Congrats on your first career triple double!! 

Night after night you play your heart out and it’s you time baby…to shine!!

Enjoy these protein pumped noodles, loaded with mushrooms, leeks and ginger.  A soothing plate giving you the protein needed to drive your intensity in the next game.        

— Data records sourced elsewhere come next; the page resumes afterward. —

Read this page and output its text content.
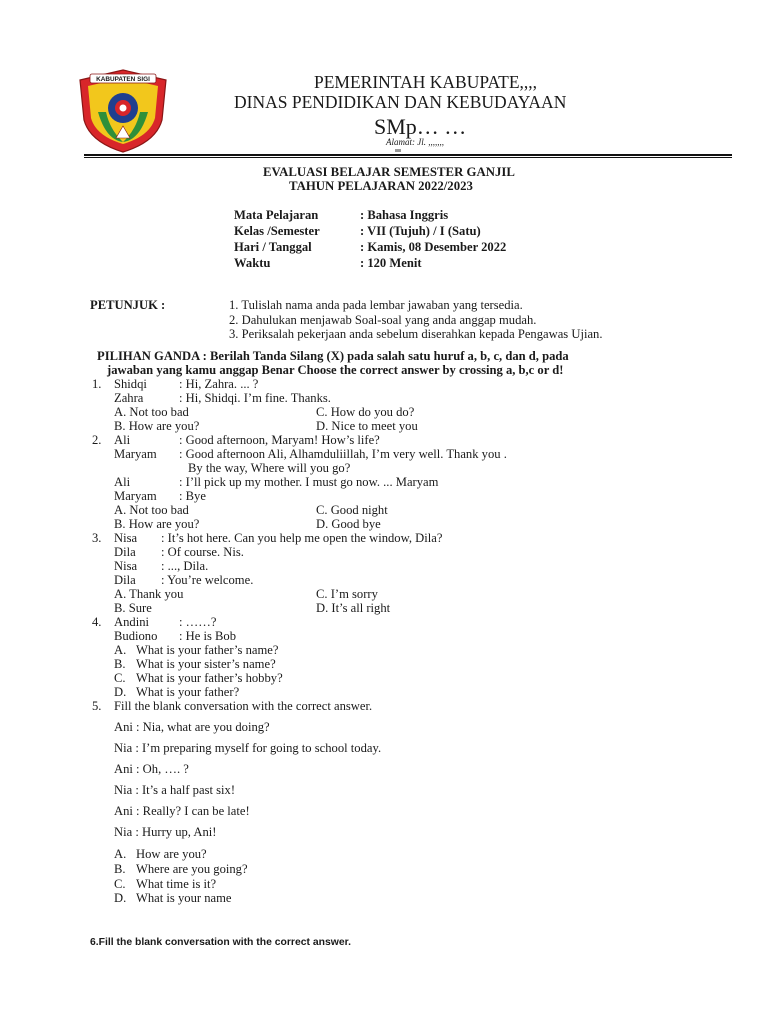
KABUPATEN SIGI	PEMERINTAH KABUPATE,,,,
DINAS PENDIDIKAN DAN KEBUDAYAAN
SMp… …
Alamat: Jl. ,,,,,,,
EVALUASI BELAJAR SEMESTER GANJIL
TAHUN PELAJARAN 2022/2023
Mata Pelajaran	: Bahasa Inggris
Kelas /Semester	: VII (Tujuh) / I (Satu)
Hari / Tanggal	: Kamis, 08 Desember 2022
Waktu	: 120 Menit
PETUNJUK :	1. Tulislah nama anda pada lembar jawaban yang tersedia.
2. Dahulukan menjawab Soal-soal yang anda anggap mudah.
3. Periksalah pekerjaan anda sebelum diserahkan kepada Pengawas Ujian.
PILIHAN GANDA : Berilah Tanda Silang (X) pada salah satu huruf a, b, c, dan d, pada
jawaban yang kamu anggap Benar Choose the correct answer by crossing a, b,c or d!
1. Shidqi	: Hi, Zahra. ... ?
Zahra	: Hi, Shidqi. I’m fine. Thanks.
A. Not too bad	C. How do you do?
B. How are you?	D. Nice to meet you
2. Ali	: Good afternoon, Maryam! How’s life?
Maryam : Good afternoon Ali, Alhamduliillah, I’m very well. Thank you .
By the way, Where will you go?
Ali	: I’ll pick up my mother. I must go now. ... Maryam
Maryam : Bye
A. Not too bad	C. Good night
B. How are you?	D. Good bye
3. Nisa : It’s hot here. Can you help me open the window, Dila?
Dila : Of course. Nis.
Nisa : ..., Dila.
Dila : You’re welcome.
A. Thank you	C. I’m sorry
B. Sure	D. It’s all right
4. Andini : ……?
Budiono : He is Bob
A. What is your father’s name?
B. What is your sister’s name?
C. What is your father’s hobby?
D. What is your father?
5. Fill the blank conversation with the correct answer.
Ani : Nia, what are you doing?
Nia : I’m preparing myself for going to school today.
Ani : Oh, …. ?
Nia : It’s a half past six!
Ani : Really? I can be late!
Nia : Hurry up, Ani!
A. How are you?
B. Where are you going?
C. What time is it?
D. What is your name
6.Fill the blank conversation with the correct answer.
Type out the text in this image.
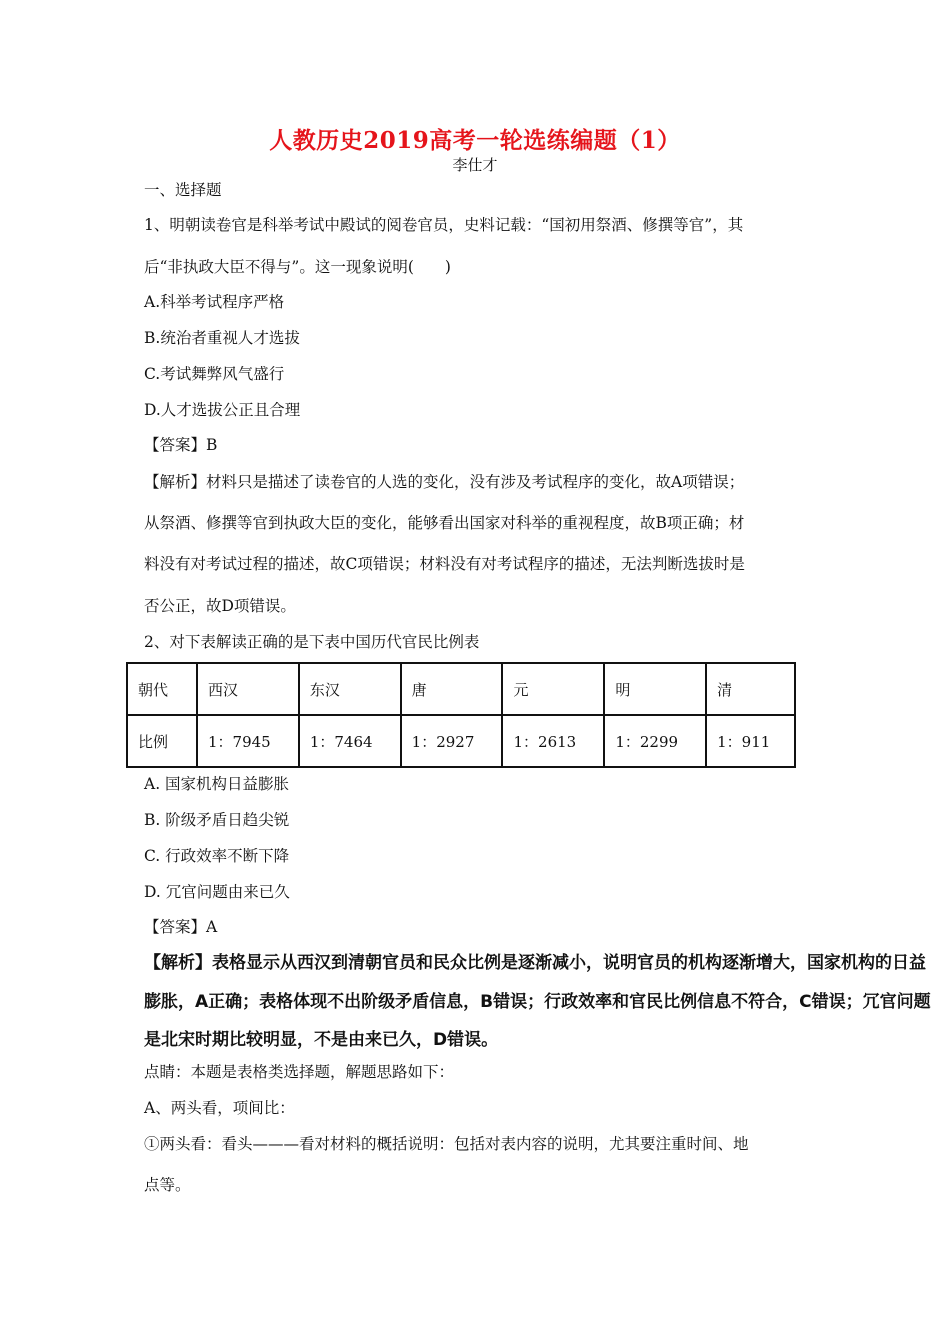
人教历史2019高考一轮选练编题（1）
李仕才
一、选择题
1、明朝读卷官是科举考试中殿试的阅卷官员，史料记载：“国初用祭酒、修撰等官”，其
后“非执政大臣不得与”。这一现象说明(　　)
A.科举考试程序严格
B.统治者重视人才选拔
C.考试舞弊风气盛行
D.人才选拔公正且合理
【答案】B
【解析】材料只是描述了读卷官的人选的变化，没有涉及考试程序的变化，故A项错误；
从祭酒、修撰等官到执政大臣的变化，能够看出国家对科举的重视程度，故B项正确；材
料没有对考试过程的描述，故C项错误；材料没有对考试程序的描述，无法判断选拔时是
否公正，故D项错误。
2、对下表解读正确的是下表中国历代官民比例表
朝代	西汉	东汉	唐	元	明	清
比例	1：7945	1：7464	1：2927	1：2613	1：2299	1：911
A. 国家机构日益膨胀
B. 阶级矛盾日趋尖锐
C. 行政效率不断下降
D. 冗官问题由来已久
【答案】A
【解析】表格显示从西汉到清朝官员和民众比例是逐渐减小，说明官员的机构逐渐增大，国家机构的日益
膨胀，A正确；表格体现不出阶级矛盾信息，B错误；行政效率和官民比例信息不符合，C错误；冗官问题
是北宋时期比较明显，不是由来已久，D错误。
点睛：本题是表格类选择题，解题思路如下：
A、两头看，项间比：
①两头看：看头———看对材料的概括说明：包括对表内容的说明，尤其要注重时间、地
点等。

shiitake Leek and Sesame Noodles

from Rachel Ray Magazine

May 2010


  • Salt and pepper
  • 1 pound whole wheat linguine pasta or soba noodles
  • 1/2 cup vegetable oil
  • 3/4 pound shiitake mushrooms, thinly sliced
  • 2 large or 3 medium leeks—halved lengthwise, cut into thin matchsticks and well-rinsed
  • One 1 1/2-inch piece fresh ginger, peeled and sliced into thin matchsticks or finely chopped
  • 4 cloves garlic, thinly sliced
  • 1 cup shelled edamame
  • 1/2 cup sake or dry sherry
  • About 3 tablespoons black sesame seeds or sesame seeds, toasted
  • 1 tablespoon toasted sesame oil


  1. Bring a large pot of water to a boil, salt it, add the pasta and cook until al dente. Drain, reserving 1 cup of the pasta cooking water.In a large, deep skillet, heat the oil, 4 turns of the pan, over medium-high heat. Add the shiitake and cook until browned, about 7 minutes. Add the leeks and wilt for 2 minutes, then stir in the ginger and garlic for 1 minute. Stir in the edamame to heat through. Stir in the sake and season liberally with salt and pepper.Stir the pasta and reserved pasta cooking water into the skillet, then add the sesame seeds and sesame oil. Turn off the heat and toss for 1 full minute.